Mais pour les témoins, le véritable choc se produisit dehors.

« Ma femme est revenue en courant. Elle hurlait des trucs incompréhensibles, et la sirène d’alerte du bourg s’était mise à sonner par-dessus le marché, couvrant sa voix. Alors j’ai entendu : La ferme des Srsen ! La ferme des Srsen a disparu ! Et je suis sorti pour voir. Et là…

Imaginez un mur de terre, soulevé sur des centaines de mètres de hauteur. Même un tremblement de terre ne fait pas ça. Aucun de ceux auxquels j’ai assisté, en tout cas. Le sol était brisé, fissuré, et de véritables montagnes se créaient devant nous. Des colonnes de terre s’élevaient vers les cieux. Des nuages gazeux de particules atomisées éclataient en volute dans l’espace, au-delà de la stratosphère. Le plus bizarre, c’est que ces transformations s’arrêtaient à la limite de nos terres, aux Manami et moi. Mais elles avaient oblitéré le domaine des Srsen, qui en était l’épicentre.

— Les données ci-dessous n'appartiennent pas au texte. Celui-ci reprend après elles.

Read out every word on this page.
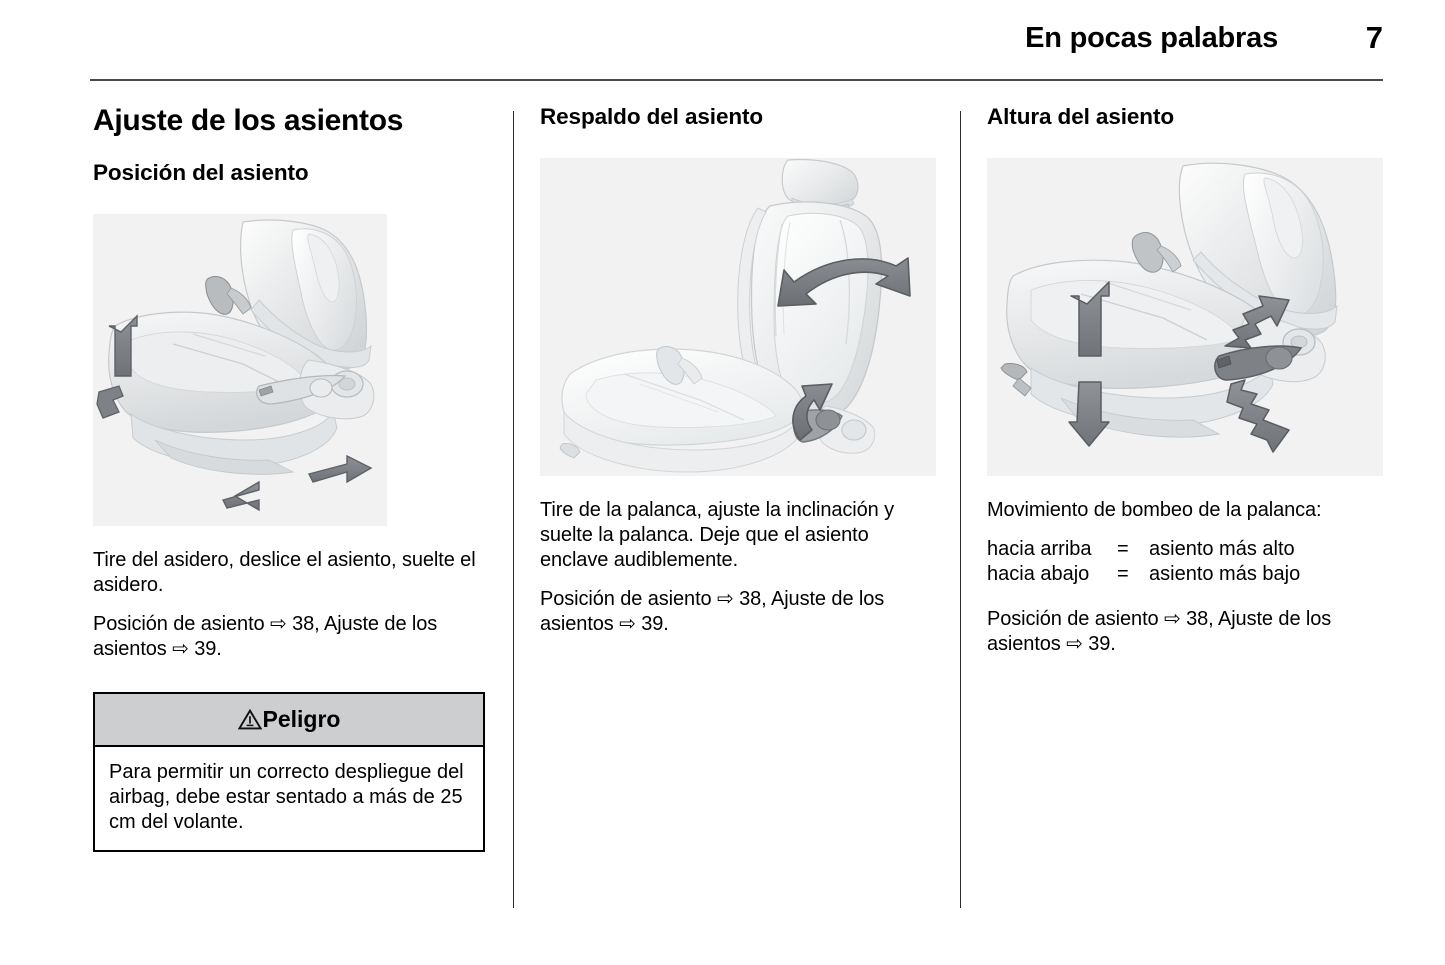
En pocas palabras	7
Ajuste de los asientos
Posición del asiento

Tire del asidero, deslice el asiento, suelte el asidero.

Posición de asiento ⇨ 38, Ajuste de los asientos ⇨ 39.

Peligro
Para permitir un correcto despliegue del airbag, debe estar sentado a más de 25 cm del volante.
Respaldo del asiento

Tire de la palanca, ajuste la inclinación y suelte la palanca. Deje que el asiento enclave audiblemente.

Posición de asiento ⇨ 38, Ajuste de los asientos ⇨ 39.

Altura del asiento

Movimiento de bombeo de la palanca:

hacia arriba	=	asiento más alto
hacia abajo	=	asiento más bajo

Posición de asiento ⇨ 38, Ajuste de los asientos ⇨ 39.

Les Srsen ? Des voisins sans histoire, serviables et utiles à la communauté. De bons fermiers, aussi, qui possédaient l’un des domaines les plus luxuriants du Secteur. C’est grâce à M. Ren, le mari de l’exploitante, qui a vraiment la main verte. Un type secret et légèrement bizarre, qu’on voyait peu, et toujours caché par un grand chapeau et une combi de travail… Il nous faisait signe de loin, aimablement, mais sans jamais trop s’approcher. Nos voisins, les Manami, les connaissaient bien… Leur fils est parti avec le gosse des Srsen et la fille Dibate sur un navire de commerce il y a quelques mois de ça. Même s’ils n’en parlaient pas trop. Et c’est pas notre genre de demander. On sait tous comment c’est sur les colonies de la Bordure : les gens y vont pour qu’on leur foute la paix, nous y compris. Personne ici n’a envie de parler de son passé. Alors les Srsen, on leur foutait la paix. Ils comptaient parmi les amis proches des Manami, voilà tout. Ouais, sans histoires. On était loin de se douter que…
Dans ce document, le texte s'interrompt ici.